En effet, la Haute Cour européenne a jugé que la procédure en divorce est par nature une procédure au cours de laquelle des éléments de l’intimité de la vie privée et familiale des parties sont susceptibles d’être révélé et que, donc, le fait de produire un journal intime d’un époux ne porte pas atteinte au droit au respect de la vie privée protégé par l’article 8 de la Convention européenne de sauvegarde des droits de l’Homme. (CEDH 13 mai 2008, N. N. et T.A. c/ Belgique, req. no 65097/01, Procédures 2008, comm. no 269, obs. Fricero)
Cependant, un époux, souhaitant farouchement que sa vie privée soit respectée, même s’il était marié, a décidé de demander le rejet des débats de la pièce de son épouse, matérialisée par son journal intime, sur le fondement du droit au respect de sa vie privée.
Egalement, il suspectait que son épouse ait pu appréhender son journal intime par fraude, sans le prouver néanmoins.
La Cour d'Appel de Paris n’a pas fait droit à sa demande et est restée dans la droite ligne de la jurisprudence constante de la Cour de cassation et de la Cour européenne des droits de l’Homme et a jugé que : « S'agissant d'un litige familial portant nécessairement sur des aspects privés de la vie du couple, des éléments de l'intimité de la vie privée sont susceptibles d'être révélés, et l'atteinte à la vie privée ne saurait justifier l'irrecevabilité de cette pièce. »

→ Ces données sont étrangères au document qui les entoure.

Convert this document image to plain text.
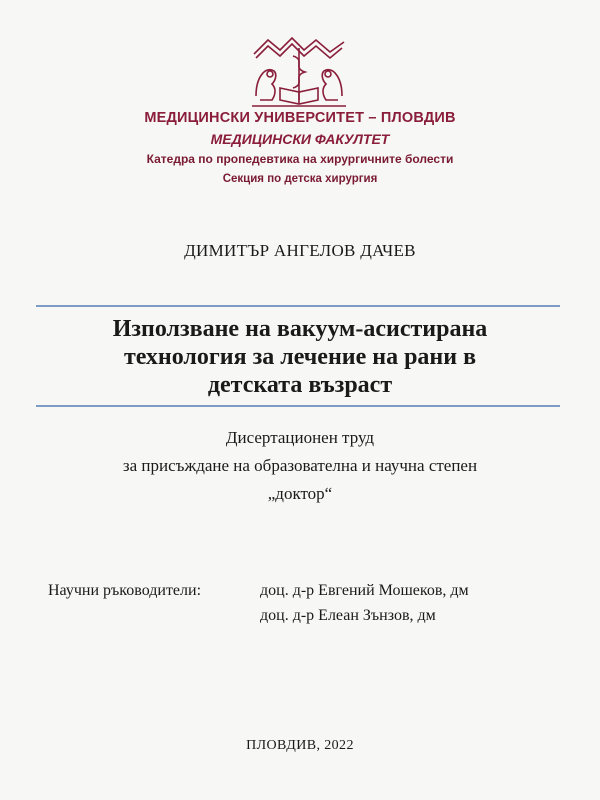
МЕДИЦИНСКИ УНИВЕРСИТЕТ – ПЛОВДИВ
МЕДИЦИНСКИ ФАКУЛТЕТ
Катедра по пропедевтика на хирургичните болести
Секция по детска хирургия
ДИМИТЪР АНГЕЛОВ ДАЧЕВ
Използване на вакуум-асистирана
технология за лечение на рани в
детската възраст
Дисертационен труд
за присъждане на образователна и научна степен
„доктор“
Научни ръководители:	доц. д-р Евгений Мошеков, дм
доц. д-р Елеан Зънзов, дм
ПЛОВДИВ, 2022
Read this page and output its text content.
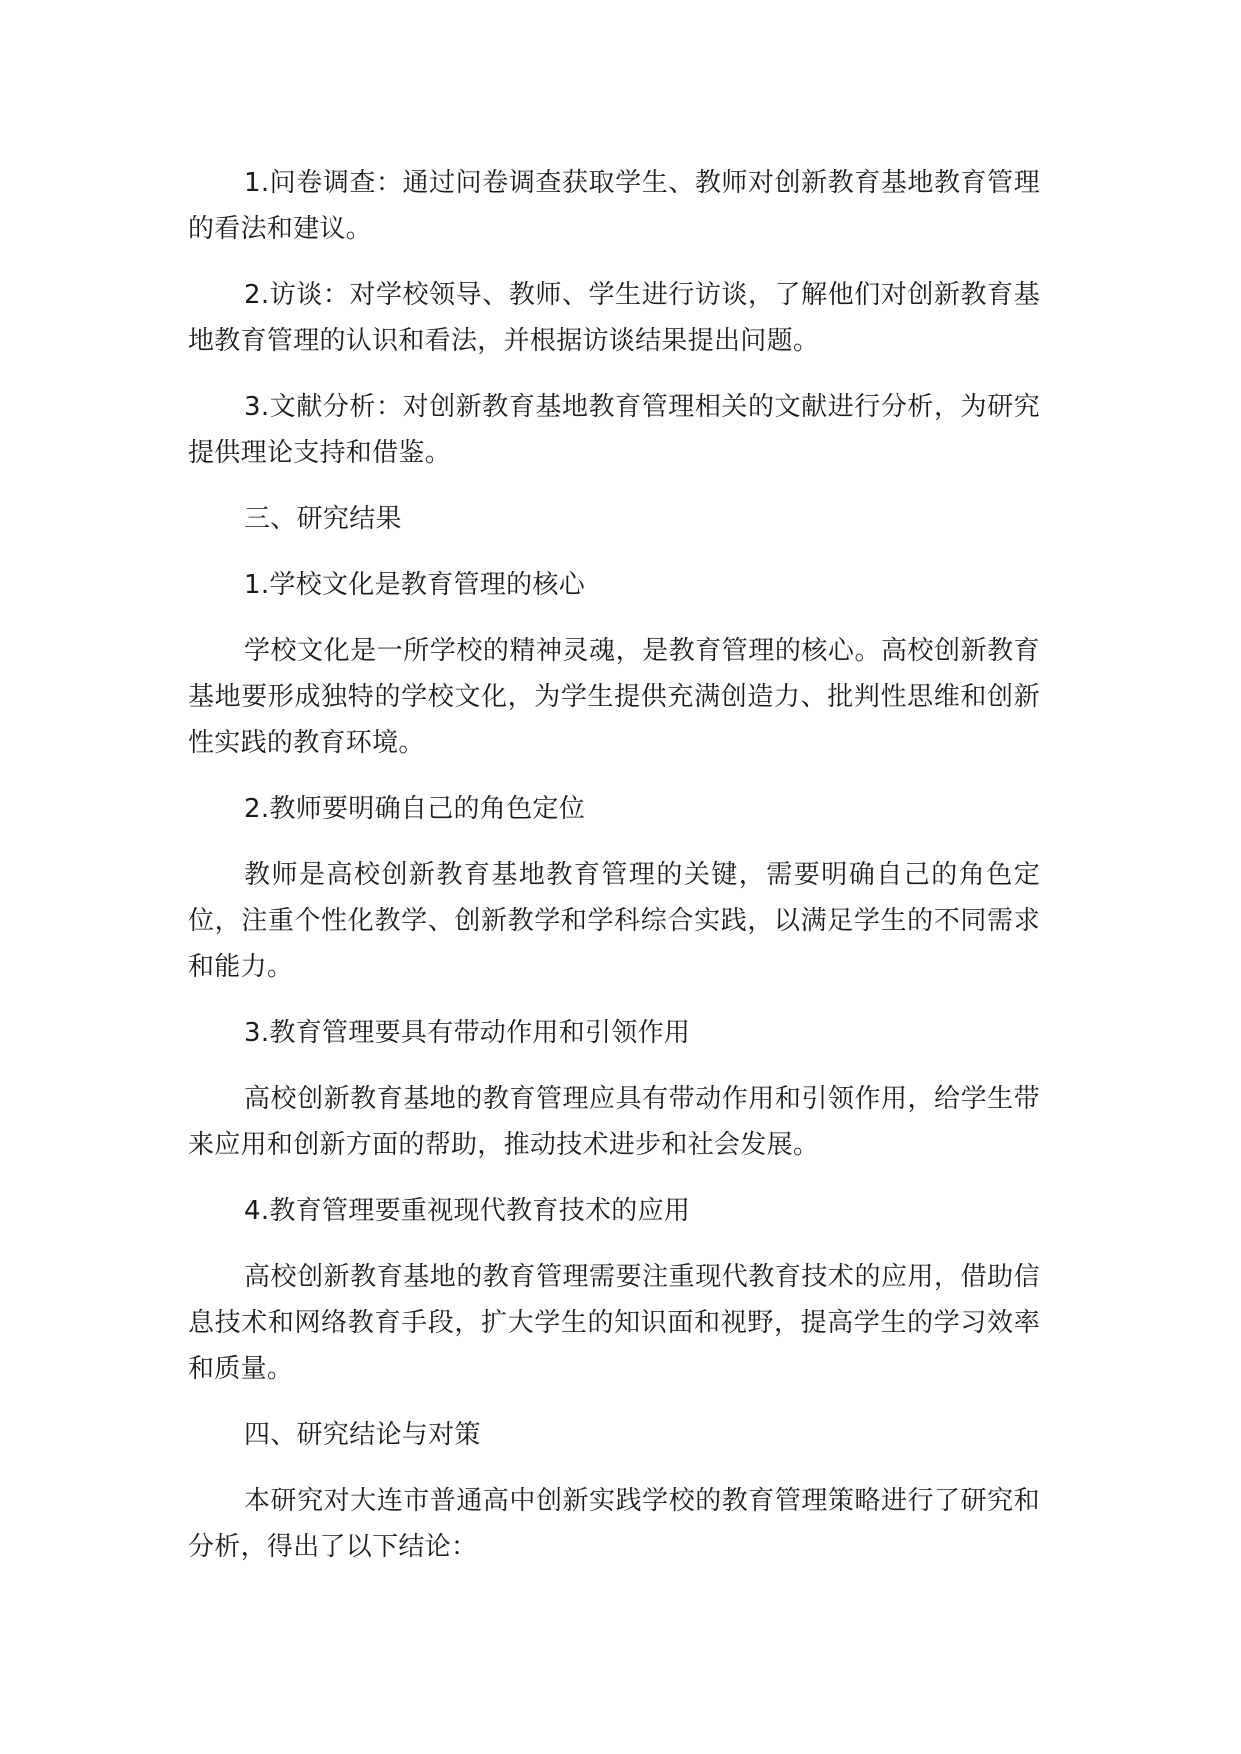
1.问卷调查：通过问卷调查获取学生、教师对创新教育基地教育管理的看法和建议。

2.访谈：对学校领导、教师、学生进行访谈，了解他们对创新教育基地教育管理的认识和看法，并根据访谈结果提出问题。

3.文献分析：对创新教育基地教育管理相关的文献进行分析，为研究提供理论支持和借鉴。

三、研究结果

1.学校文化是教育管理的核心

学校文化是一所学校的精神灵魂，是教育管理的核心。高校创新教育基地要形成独特的学校文化，为学生提供充满创造力、批判性思维和创新性实践的教育环境。

2.教师要明确自己的角色定位

教师是高校创新教育基地教育管理的关键，需要明确自己的角色定位，注重个性化教学、创新教学和学科综合实践，以满足学生的不同需求和能力。

3.教育管理要具有带动作用和引领作用

高校创新教育基地的教育管理应具有带动作用和引领作用，给学生带来应用和创新方面的帮助，推动技术进步和社会发展。

4.教育管理要重视现代教育技术的应用

高校创新教育基地的教育管理需要注重现代教育技术的应用，借助信息技术和网络教育手段，扩大学生的知识面和视野，提高学生的学习效率和质量。

四、研究结论与对策

本研究对大连市普通高中创新实践学校的教育管理策略进行了研究和分析，得出了以下结论：
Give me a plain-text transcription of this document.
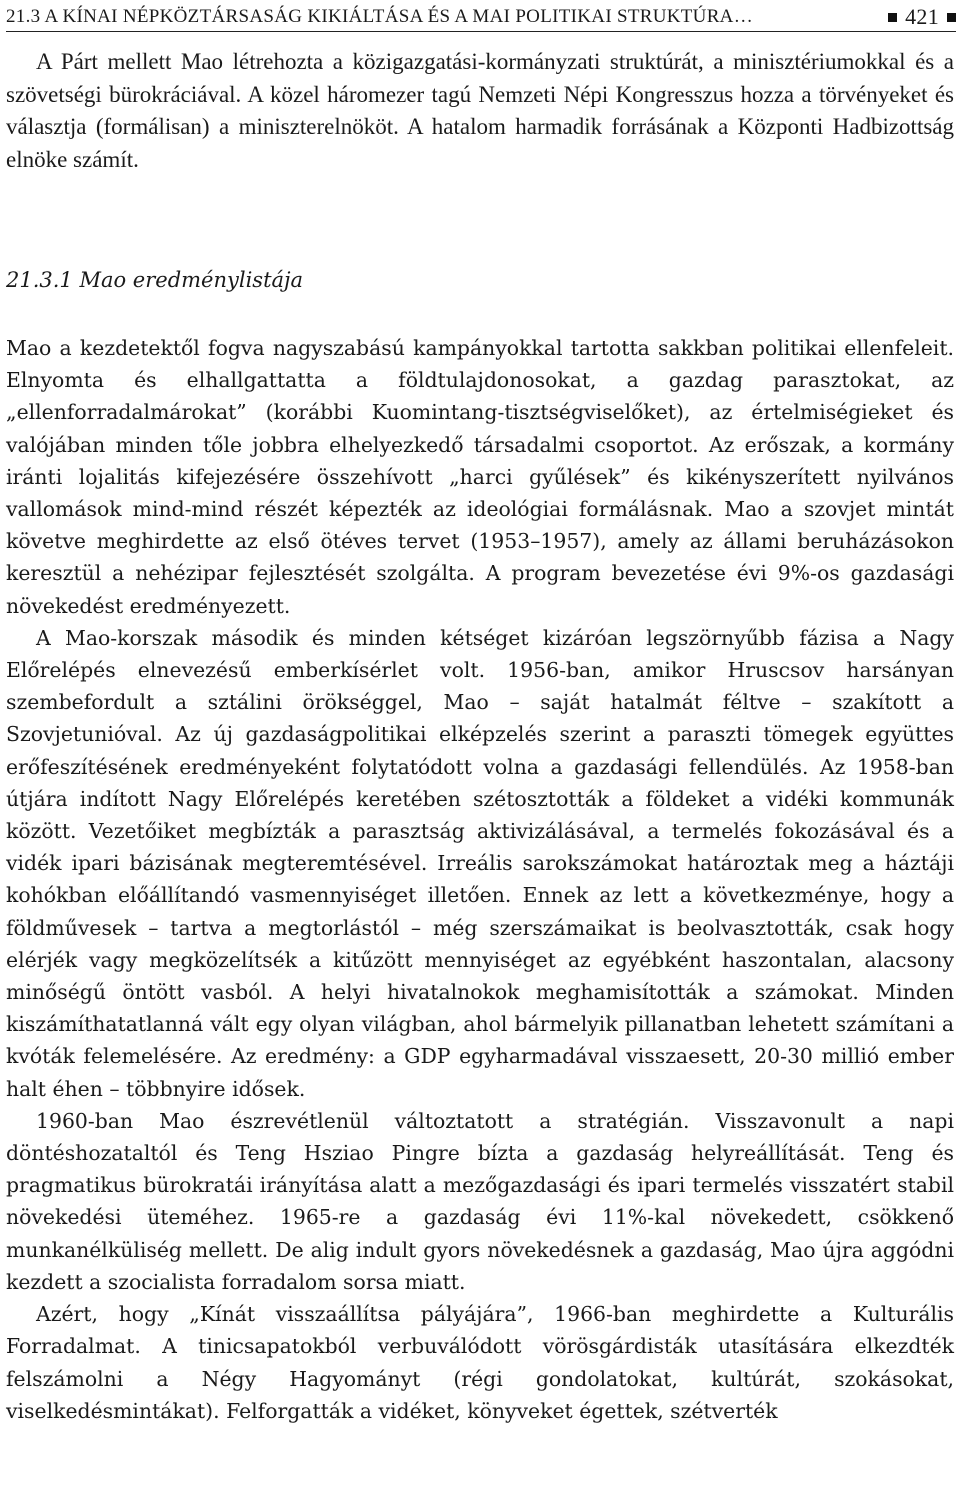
21.3 A KÍNAI NÉPKÖZTÁRSASÁG KIKIÁLTÁSA ÉS A MAI POLITIKAI STRUKTÚRA…	421

A Párt mellett Mao létrehozta a közigazgatási-kormányzati struktúrát, a minisztériumokkal és a szövetségi bürokráciával. A közel háromezer tagú Nemzeti Népi Kongresszus hozza a törvényeket és választja (formálisan) a miniszterelnököt. A hatalom harmadik forrásának a Központi Hadbizottság elnöke számít.

21.3.1 Mao eredménylistája

Mao a kezdetektől fogva nagyszabású kampányokkal tartotta sakkban politikai ellenfeleit. Elnyomta és elhallgattatta a földtulajdonosokat, a gazdag parasztokat, az „ellenforradalmárokat” (korábbi Kuomintang-tisztségviselőket), az értelmiségieket és valójában minden tőle jobbra elhelyezkedő társadalmi csoportot. Az erőszak, a kormány iránti lojalitás kifejezésére összehívott „harci gyűlések” és kikényszerített nyilvános vallomások mind-mind részét képezték az ideológiai formálásnak. Mao a szovjet mintát követve meghirdette az első ötéves tervet (1953–1957), amely az állami beruházásokon keresztül a nehézipar fejlesztését szolgálta. A program bevezetése évi 9%-os gazdasági növekedést eredményezett.

A Mao-korszak második és minden kétséget kizáróan legszörnyűbb fázisa a Nagy Előrelépés elnevezésű emberkísérlet volt. 1956-ban, amikor Hruscsov harsányan szembefordult a sztálini örökséggel, Mao – saját hatalmát féltve – szakított a Szovjetunióval. Az új gazdaságpolitikai elképzelés szerint a paraszti tömegek együttes erőfeszítésének eredményeként folytatódott volna a gazdasági fellendülés. Az 1958-ban útjára indított Nagy Előrelépés keretében szétosztották a földeket a vidéki kommunák között. Vezetőiket megbízták a parasztság aktivizálásával, a termelés fokozásával és a vidék ipari bázisának megteremtésével. Irreális sarokszámokat határoztak meg a háztáji kohókban előállítandó vasmennyiséget illetően. Ennek az lett a következménye, hogy a földművesek – tartva a megtorlástól – még szerszámaikat is beolvasztották, csak hogy elérjék vagy megközelítsék a kitűzött mennyiséget az egyébként haszontalan, alacsony minőségű öntött vasból. A helyi hivatalnokok meghamisították a számokat. Minden kiszámíthatatlanná vált egy olyan világban, ahol bármelyik pillanatban lehetett számítani a kvóták felemelésére. Az eredmény: a GDP egyharmadával visszaesett, 20-30 millió ember halt éhen – többnyire idősek.

1960-ban Mao észrevétlenül változtatott a stratégián. Visszavonult a napi döntéshozataltól és Teng Hsziao Pingre bízta a gazdaság helyreállítását. Teng és pragmatikus bürokratái irányítása alatt a mezőgazdasági és ipari termelés visszatért stabil növekedési üteméhez. 1965-re a gazdaság évi 11%-kal növekedett, csökkenő munkanélküliség mellett. De alig indult gyors növekedésnek a gazdaság, Mao újra aggódni kezdett a szocialista forradalom sorsa miatt.

Azért, hogy „Kínát visszaállítsa pályájára”, 1966-ban meghirdette a Kulturális Forradalmat. A tinicsapatokból verbuválódott vörösgárdisták utasítására elkezdték felszámolni a Négy Hagyományt (régi gondolatokat, kultúrát, szokásokat, viselkedésmintákat). Felforgatták a vidéket, könyveket égettek, szétverték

Il y a donc atteinte, mais cela n’est pas grave.
Cela n’est pas grave pourquoi ? Parce que le mariage créerait, par lui-même, au profit de chaque conjoint un droit à la preuve des fautes de l'autre, justifiant qu'on ne respecte plus ses droits fondamentaux.
Par conséquent, si l’atteinte à la vie privée n’a pas été faite avec violence ou fraude – seuls moyens rendant illicite la preuve -, il y aurait une sorte de légitimation de l’atteinte mais aussi, plus sournoisement, une légitimation de la recherche et donc des investigations.
En conclusion, souvenez-vous de la locution latine Verba volant, scripta manent  (les paroles s’envolent, les écrits restent) en ne couchant plus sur papier vos pensées les plus intimes parce qu’elles ne le sont plus.
Source : Cour d'Appel de Paris, Pôle 3, chambre 2, 21 Février 2017, Répertoire Général : 15/22965, numéro JurisData 2017-003085.